La troupe des conscrits venait d’atteindre les premières maisons du village. Par moment, le vent apportait des lambeaux de la chanson qu’elle lançait aux échos de La Joux ; mais l’ouïe la plus subtile n’eût pu à cette distance reconnaître les voix.

Jeus-Maria ! dit la mère Claude, Mélan ne chante pas avec les autres. Sainte vierge Marie, ayez pitié de nous !

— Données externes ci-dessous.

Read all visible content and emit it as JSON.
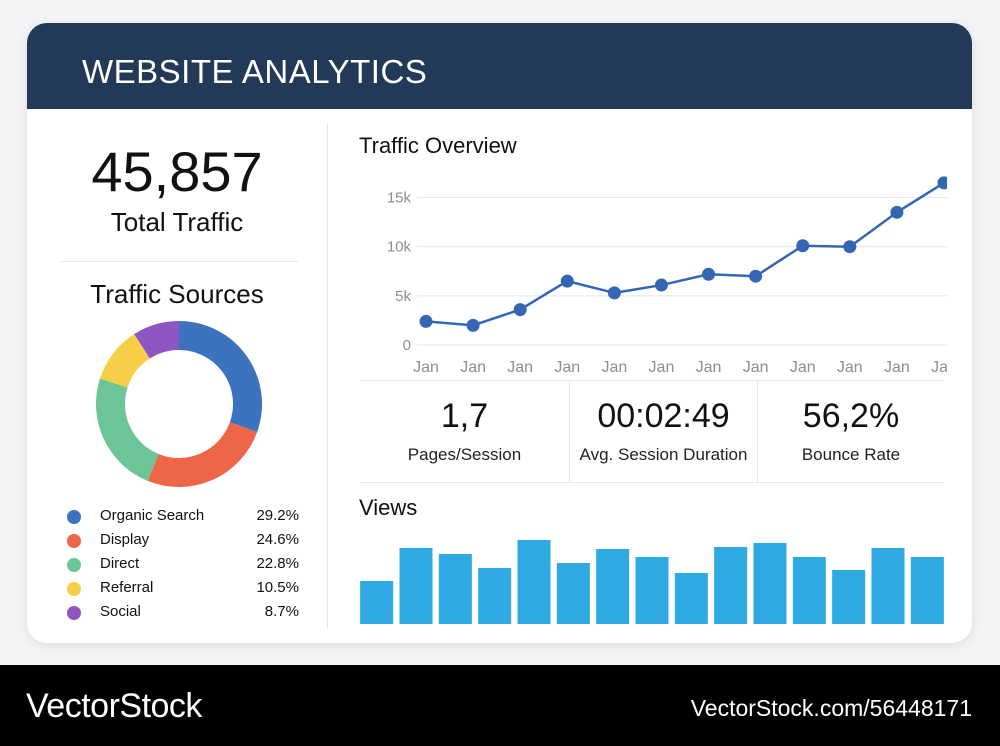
{
  "header": {
    "title": "WEBSITE ANALYTICS"
  },
  "total": {
    "value": "45,857",
    "label": "Total Traffic"
  },
  "sources": {
    "title": "Traffic Sources",
    "items": [
      {
        "label": "Organic Search",
        "value": "29.2%",
        "color": "#3b73bf"
      },
      {
        "label": "Display",
        "value": "24.6%",
        "color": "#ef6547"
      },
      {
        "label": "Direct",
        "value": "22.8%",
        "color": "#6cc497"
      },
      {
        "label": "Referral",
        "value": "10.5%",
        "color": "#f6cf47"
      },
      {
        "label": "Social",
        "value": "8.7%",
        "color": "#8e56c3"
      }
    ]
  },
  "overview": {
    "title": "Traffic Overview"
  },
  "chart_data": [
    {
      "type": "line",
      "title": "Traffic Overview",
      "categories": [
        "Jan",
        "Jan",
        "Jan",
        "Jan",
        "Jan",
        "Jan",
        "Jan",
        "Jan",
        "Jan",
        "Jan",
        "Jan",
        "Jan"
      ],
      "values": [
        2400,
        2000,
        3600,
        6500,
        5300,
        6100,
        7200,
        7000,
        10100,
        10000,
        13500,
        16500
      ],
      "yticks": [
        "0",
        "5k",
        "10k",
        "15k"
      ],
      "ylim": [
        0,
        17500
      ],
      "color": "#3566b3",
      "grid": true
    },
    {
      "type": "pie",
      "title": "Traffic Sources",
      "categories": [
        "Organic Search",
        "Display",
        "Direct",
        "Referral",
        "Social"
      ],
      "values": [
        29.2,
        24.6,
        22.8,
        10.5,
        8.7
      ]
    },
    {
      "type": "bar",
      "title": "Views",
      "values": [
        43,
        76,
        70,
        56,
        84,
        61,
        75,
        67,
        51,
        77,
        81,
        67,
        54,
        76,
        67
      ],
      "ylim": [
        0,
        90
      ],
      "color": "#2ea9e1"
    }
  ],
  "kpis": [
    {
      "value": "1,7",
      "label": "Pages/Session"
    },
    {
      "value": "00:02:49",
      "label": "Avg. Session Duration"
    },
    {
      "value": "56,2%",
      "label": "Bounce Rate"
    }
  ],
  "views": {
    "title": "Views"
  },
  "footer": {
    "logo": "VectorStock",
    "image_id": "VectorStock.com/56448171"
  }
}
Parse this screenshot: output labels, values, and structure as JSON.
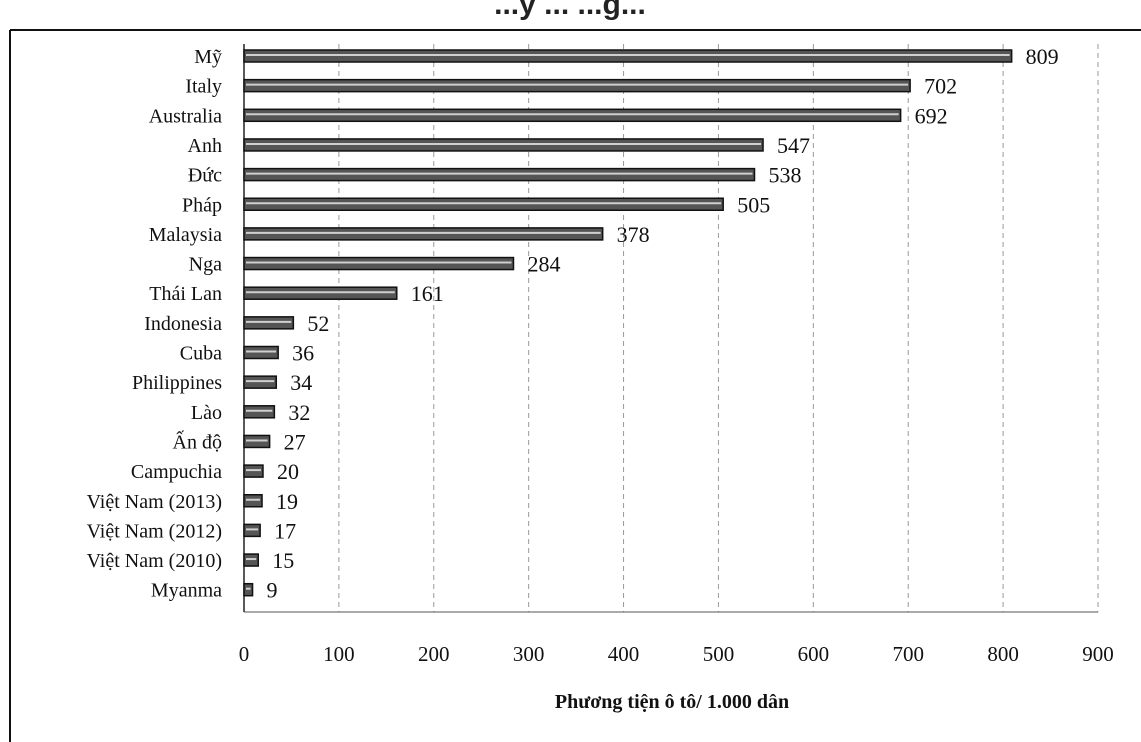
{
  "chart_data": {
    "type": "bar",
    "orientation": "horizontal",
    "title_fragment": "...y ... ...g...",
    "xlabel": "Phương tiện ô tô/ 1.000 dân",
    "ylabel": "",
    "xlim": [
      0,
      900
    ],
    "xticks": [
      0,
      100,
      200,
      300,
      400,
      500,
      600,
      700,
      800,
      900
    ],
    "grid": "vertical dashed",
    "bar_color": "#555555",
    "categories": [
      "Mỹ",
      "Italy",
      "Australia",
      "Anh",
      "Đức",
      "Pháp",
      "Malaysia",
      "Nga",
      "Thái Lan",
      "Indonesia",
      "Cuba",
      "Philippines",
      "Lào",
      "Ấn độ",
      "Campuchia",
      "Việt Nam (2013)",
      "Việt Nam (2012)",
      "Việt Nam (2010)",
      "Myanma"
    ],
    "values": [
      809,
      702,
      692,
      547,
      538,
      505,
      378,
      284,
      161,
      52,
      36,
      34,
      32,
      27,
      20,
      19,
      17,
      15,
      9
    ]
  }
}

— J’ai entendu sa voix tout à l’heure, moi, répondit vivement Joséphine, à qui il sembla qu’un mensonge dicté par une telle intention ne pouvait rien avoir de bien répréhensible. Fanfan l’a entendue aussi, bien sûr, autrement il n’aurait rien dit ; mais tenez, écoutez donc, mère : les voilà qui arrivent devant le chalet. Je n’entends plus la voix de Mélan, mais vous savez bien que ce n’est pas son affaire de chanter, et qu’à l’église il ne dit presque jamais rien, surtout depuis un an ou deux. Il suffit que je l’aie entendu tout à l’heure. Allons, mère, prenez courage ; s’il faut le racheter, on le rachètera ; on en aurait déjà bien vu autant.

La bande avançait toujours, chantant à tue-tête. Nos montagnards ont un bon coffre, comme ils disent, et chanter fort est pour eux un point d’honneur. On ne perdait plus une parole de la chanson.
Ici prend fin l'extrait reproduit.